By A Representative 
The Right to Food Campaign has issued a strong condemnation of the Ministry of Women and Child Development's (MWCD) directive mandating facial recognition authentication for accessing nutrition services under the Supplementary Nutrition Programme (SNP). Calling the move exclusionary and unconstitutional, the Campaign has demanded the immediate withdrawal of the requirement and a return to universal, dignified, and non-discriminatory access to nutrition entitlements.
According to the Campaign, the Ministry’s circulars dated 5 March and 30 May 2025 have enforced mandatory facial recognition and OTP authentication via Aadhaar-linked mobile numbers through the POSHAN Tracker app.
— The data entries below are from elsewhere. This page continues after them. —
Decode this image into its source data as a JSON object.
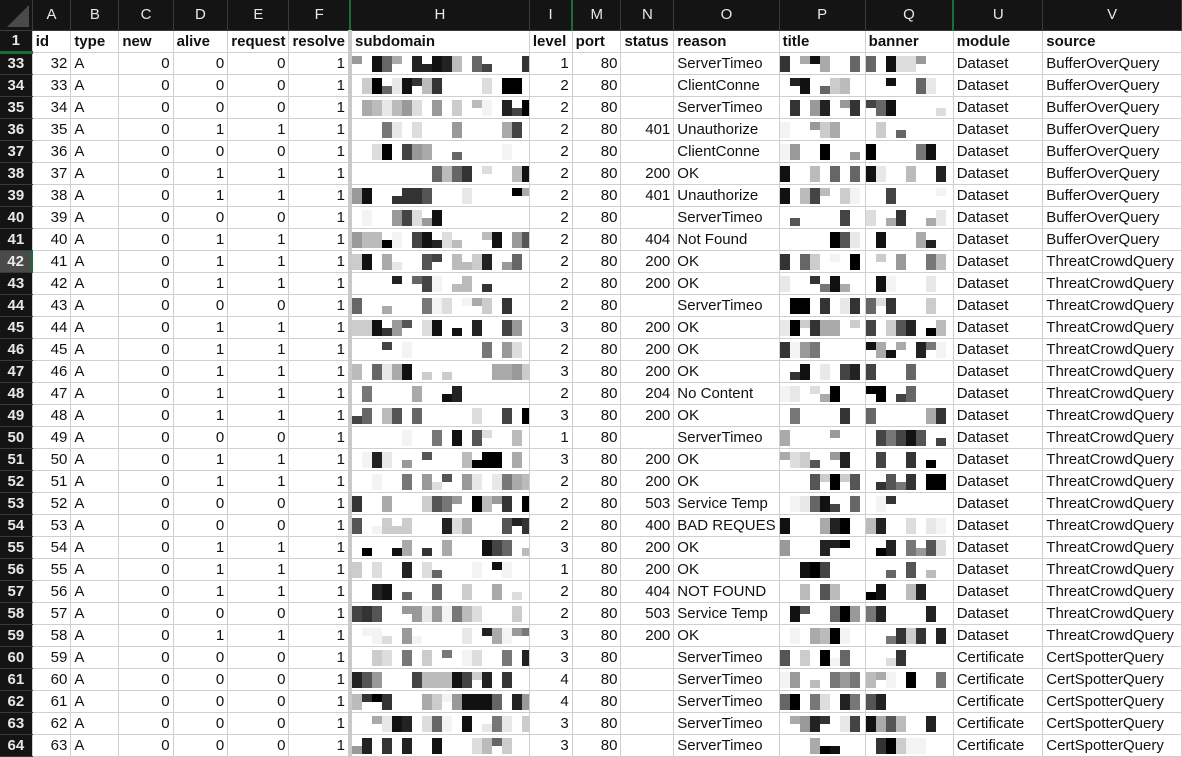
{
  "app": "Spreadsheet",
  "column_letters": [
    "A",
    "B",
    "C",
    "D",
    "E",
    "F",
    "H",
    "I",
    "M",
    "N",
    "O",
    "P",
    "Q",
    "U",
    "V"
  ],
  "header_row": {
    "row_number": "1",
    "labels": [
      "id",
      "type",
      "new",
      "alive",
      "request",
      "resolve",
      "subdomain",
      "level",
      "port",
      "status",
      "reason",
      "title",
      "banner",
      "module",
      "source"
    ]
  },
  "selected_row": "42",
  "redacted_columns": [
    "subdomain",
    "title",
    "banner"
  ],
  "rows": [
    {
      "rn": "33",
      "id": "32",
      "type": "A",
      "new": "0",
      "alive": "0",
      "request": "0",
      "resolve": "1",
      "level": "1",
      "port": "80",
      "status": "",
      "reason": "ServerTimeo",
      "module": "Dataset",
      "source": "BufferOverQuery"
    },
    {
      "rn": "34",
      "id": "33",
      "type": "A",
      "new": "0",
      "alive": "0",
      "request": "0",
      "resolve": "1",
      "level": "2",
      "port": "80",
      "status": "",
      "reason": "ClientConne",
      "module": "Dataset",
      "source": "BufferOverQuery"
    },
    {
      "rn": "35",
      "id": "34",
      "type": "A",
      "new": "0",
      "alive": "0",
      "request": "0",
      "resolve": "1",
      "level": "2",
      "port": "80",
      "status": "",
      "reason": "ServerTimeo",
      "module": "Dataset",
      "source": "BufferOverQuery"
    },
    {
      "rn": "36",
      "id": "35",
      "type": "A",
      "new": "0",
      "alive": "1",
      "request": "1",
      "resolve": "1",
      "level": "2",
      "port": "80",
      "status": "401",
      "reason": "Unauthorize",
      "module": "Dataset",
      "source": "BufferOverQuery"
    },
    {
      "rn": "37",
      "id": "36",
      "type": "A",
      "new": "0",
      "alive": "0",
      "request": "0",
      "resolve": "1",
      "level": "2",
      "port": "80",
      "status": "",
      "reason": "ClientConne",
      "module": "Dataset",
      "source": "BufferOverQuery"
    },
    {
      "rn": "38",
      "id": "37",
      "type": "A",
      "new": "0",
      "alive": "1",
      "request": "1",
      "resolve": "1",
      "level": "2",
      "port": "80",
      "status": "200",
      "reason": "OK",
      "module": "Dataset",
      "source": "BufferOverQuery"
    },
    {
      "rn": "39",
      "id": "38",
      "type": "A",
      "new": "0",
      "alive": "1",
      "request": "1",
      "resolve": "1",
      "level": "2",
      "port": "80",
      "status": "401",
      "reason": "Unauthorize",
      "module": "Dataset",
      "source": "BufferOverQuery"
    },
    {
      "rn": "40",
      "id": "39",
      "type": "A",
      "new": "0",
      "alive": "0",
      "request": "0",
      "resolve": "1",
      "level": "2",
      "port": "80",
      "status": "",
      "reason": "ServerTimeo",
      "module": "Dataset",
      "source": "BufferOverQuery"
    },
    {
      "rn": "41",
      "id": "40",
      "type": "A",
      "new": "0",
      "alive": "1",
      "request": "1",
      "resolve": "1",
      "level": "2",
      "port": "80",
      "status": "404",
      "reason": "Not Found",
      "module": "Dataset",
      "source": "BufferOverQuery"
    },
    {
      "rn": "42",
      "id": "41",
      "type": "A",
      "new": "0",
      "alive": "1",
      "request": "1",
      "resolve": "1",
      "level": "2",
      "port": "80",
      "status": "200",
      "reason": "OK",
      "module": "Dataset",
      "source": "ThreatCrowdQuery"
    },
    {
      "rn": "43",
      "id": "42",
      "type": "A",
      "new": "0",
      "alive": "1",
      "request": "1",
      "resolve": "1",
      "level": "2",
      "port": "80",
      "status": "200",
      "reason": "OK",
      "module": "Dataset",
      "source": "ThreatCrowdQuery"
    },
    {
      "rn": "44",
      "id": "43",
      "type": "A",
      "new": "0",
      "alive": "0",
      "request": "0",
      "resolve": "1",
      "level": "2",
      "port": "80",
      "status": "",
      "reason": "ServerTimeo",
      "module": "Dataset",
      "source": "ThreatCrowdQuery"
    },
    {
      "rn": "45",
      "id": "44",
      "type": "A",
      "new": "0",
      "alive": "1",
      "request": "1",
      "resolve": "1",
      "level": "3",
      "port": "80",
      "status": "200",
      "reason": "OK",
      "module": "Dataset",
      "source": "ThreatCrowdQuery"
    },
    {
      "rn": "46",
      "id": "45",
      "type": "A",
      "new": "0",
      "alive": "1",
      "request": "1",
      "resolve": "1",
      "level": "2",
      "port": "80",
      "status": "200",
      "reason": "OK",
      "module": "Dataset",
      "source": "ThreatCrowdQuery"
    },
    {
      "rn": "47",
      "id": "46",
      "type": "A",
      "new": "0",
      "alive": "1",
      "request": "1",
      "resolve": "1",
      "level": "3",
      "port": "80",
      "status": "200",
      "reason": "OK",
      "module": "Dataset",
      "source": "ThreatCrowdQuery"
    },
    {
      "rn": "48",
      "id": "47",
      "type": "A",
      "new": "0",
      "alive": "1",
      "request": "1",
      "resolve": "1",
      "level": "2",
      "port": "80",
      "status": "204",
      "reason": "No Content",
      "module": "Dataset",
      "source": "ThreatCrowdQuery"
    },
    {
      "rn": "49",
      "id": "48",
      "type": "A",
      "new": "0",
      "alive": "1",
      "request": "1",
      "resolve": "1",
      "level": "3",
      "port": "80",
      "status": "200",
      "reason": "OK",
      "module": "Dataset",
      "source": "ThreatCrowdQuery"
    },
    {
      "rn": "50",
      "id": "49",
      "type": "A",
      "new": "0",
      "alive": "0",
      "request": "0",
      "resolve": "1",
      "level": "1",
      "port": "80",
      "status": "",
      "reason": "ServerTimeo",
      "module": "Dataset",
      "source": "ThreatCrowdQuery"
    },
    {
      "rn": "51",
      "id": "50",
      "type": "A",
      "new": "0",
      "alive": "1",
      "request": "1",
      "resolve": "1",
      "level": "3",
      "port": "80",
      "status": "200",
      "reason": "OK",
      "module": "Dataset",
      "source": "ThreatCrowdQuery"
    },
    {
      "rn": "52",
      "id": "51",
      "type": "A",
      "new": "0",
      "alive": "1",
      "request": "1",
      "resolve": "1",
      "level": "2",
      "port": "80",
      "status": "200",
      "reason": "OK",
      "module": "Dataset",
      "source": "ThreatCrowdQuery"
    },
    {
      "rn": "53",
      "id": "52",
      "type": "A",
      "new": "0",
      "alive": "0",
      "request": "0",
      "resolve": "1",
      "level": "2",
      "port": "80",
      "status": "503",
      "reason": "Service Temp",
      "module": "Dataset",
      "source": "ThreatCrowdQuery"
    },
    {
      "rn": "54",
      "id": "53",
      "type": "A",
      "new": "0",
      "alive": "0",
      "request": "0",
      "resolve": "1",
      "level": "2",
      "port": "80",
      "status": "400",
      "reason": "BAD REQUES",
      "module": "Dataset",
      "source": "ThreatCrowdQuery"
    },
    {
      "rn": "55",
      "id": "54",
      "type": "A",
      "new": "0",
      "alive": "1",
      "request": "1",
      "resolve": "1",
      "level": "3",
      "port": "80",
      "status": "200",
      "reason": "OK",
      "module": "Dataset",
      "source": "ThreatCrowdQuery"
    },
    {
      "rn": "56",
      "id": "55",
      "type": "A",
      "new": "0",
      "alive": "1",
      "request": "1",
      "resolve": "1",
      "level": "1",
      "port": "80",
      "status": "200",
      "reason": "OK",
      "module": "Dataset",
      "source": "ThreatCrowdQuery"
    },
    {
      "rn": "57",
      "id": "56",
      "type": "A",
      "new": "0",
      "alive": "1",
      "request": "1",
      "resolve": "1",
      "level": "2",
      "port": "80",
      "status": "404",
      "reason": "NOT FOUND",
      "module": "Dataset",
      "source": "ThreatCrowdQuery"
    },
    {
      "rn": "58",
      "id": "57",
      "type": "A",
      "new": "0",
      "alive": "0",
      "request": "0",
      "resolve": "1",
      "level": "2",
      "port": "80",
      "status": "503",
      "reason": "Service Temp",
      "module": "Dataset",
      "source": "ThreatCrowdQuery"
    },
    {
      "rn": "59",
      "id": "58",
      "type": "A",
      "new": "0",
      "alive": "1",
      "request": "1",
      "resolve": "1",
      "level": "3",
      "port": "80",
      "status": "200",
      "reason": "OK",
      "module": "Dataset",
      "source": "ThreatCrowdQuery"
    },
    {
      "rn": "60",
      "id": "59",
      "type": "A",
      "new": "0",
      "alive": "0",
      "request": "0",
      "resolve": "1",
      "level": "3",
      "port": "80",
      "status": "",
      "reason": "ServerTimeo",
      "module": "Certificate",
      "source": "CertSpotterQuery"
    },
    {
      "rn": "61",
      "id": "60",
      "type": "A",
      "new": "0",
      "alive": "0",
      "request": "0",
      "resolve": "1",
      "level": "4",
      "port": "80",
      "status": "",
      "reason": "ServerTimeo",
      "module": "Certificate",
      "source": "CertSpotterQuery"
    },
    {
      "rn": "62",
      "id": "61",
      "type": "A",
      "new": "0",
      "alive": "0",
      "request": "0",
      "resolve": "1",
      "level": "4",
      "port": "80",
      "status": "",
      "reason": "ServerTimeo",
      "module": "Certificate",
      "source": "CertSpotterQuery"
    },
    {
      "rn": "63",
      "id": "62",
      "type": "A",
      "new": "0",
      "alive": "0",
      "request": "0",
      "resolve": "1",
      "level": "3",
      "port": "80",
      "status": "",
      "reason": "ServerTimeo",
      "module": "Certificate",
      "source": "CertSpotterQuery"
    },
    {
      "rn": "64",
      "id": "63",
      "type": "A",
      "new": "0",
      "alive": "0",
      "request": "0",
      "resolve": "1",
      "level": "3",
      "port": "80",
      "status": "",
      "reason": "ServerTimeo",
      "module": "Certificate",
      "source": "CertSpotterQuery"
    }
  ]
}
This two-step verification applies to vulnerable populations, including children aged six months to three years, and pregnant and lactating women receiving Take-Home Rations (THR), as well as children aged 3–6 years receiving hot cooked meals at Anganwadi Centres (AWCs). Anganwadi workers were instructed on 30 June to reinstall the POSHAN Tracker app, which had removed the option to bypass facial recognition, effectively making biometric authentication a prerequisite for accessing nutrition.
The Campaign argues that this shift undermines both the National Food Security Act (NFSA), 2013, and Supreme Court orders in the ongoing Right to Food case (PUCL vs Union of India & Ors., CWP 196/2001). These legal frameworks mandate universal access to nutrition for pregnant and lactating women, and all children under six years of age, without any proof of identity, residence, or technological requirement. The ICDS, which delivers these services through 1.4 million Anganwadi Centres and covers 70 million beneficiaries, is meant to be unconditional, they noted.
The Right to Food Campaign expressed alarm over the practical implications of the mandate. In many rural and tribal areas, rightsholders lack personal smartphones, Aadhaar-linked mobile numbers, or internet connectivity, making it impossible to comply with the new authentication system. This, the Campaign argues, turns a legal right into a conditional privilege and leads to large-scale denial of entitlements. Reports from the ground indicate widespread exclusion, technical failures, harassment of Anganwadi workers, and disrupted services.
Additionally, the Campaign highlighted that Anganwadi workers, who are already overburdened, are being forced to use their personal phones without compensation, often spending up to 30 minutes per beneficiary to resolve authentication issues. They noted that the Ministry has failed to provide evidence that facial recognition has reduced leakages or improved efficiency, while introducing new avenues for data misuse and fraud.
Calling the measure "mass exclusion by design," the Campaign urged the MWCD to engage with Child Development Project Officers (CDPOs), Supervisors, and Anganwadi Workers across states to assess the real-world impact. It warned that the mandate is likely to deny the most marginalised women and children—including migrants lacking address proof—their legal right to food.
The Campaign's key demands include the immediate withdrawal of facial recognition requirements for nutrition access, restoration of universal entitlements without biometric or Aadhaar-based conditions, provision of proper digital infrastructure for Anganwadi workers, and the public release of data on exclusions from pilot implementations of the facial recognition system.
With over a third of children in India suffering from stunting, the Campaign said it is unacceptable that access to essential nutrition be made dependent on unreliable and exclusionary technology. It has resolved to oppose the mandate through all democratic means. The statement was issued by the national conveners of the Campaign—Atendriya Dana, Aysha, James Herenj, Mukta Srivastava, Raj Shekhar, and Sameet Panda—on behalf of the Steering Committee.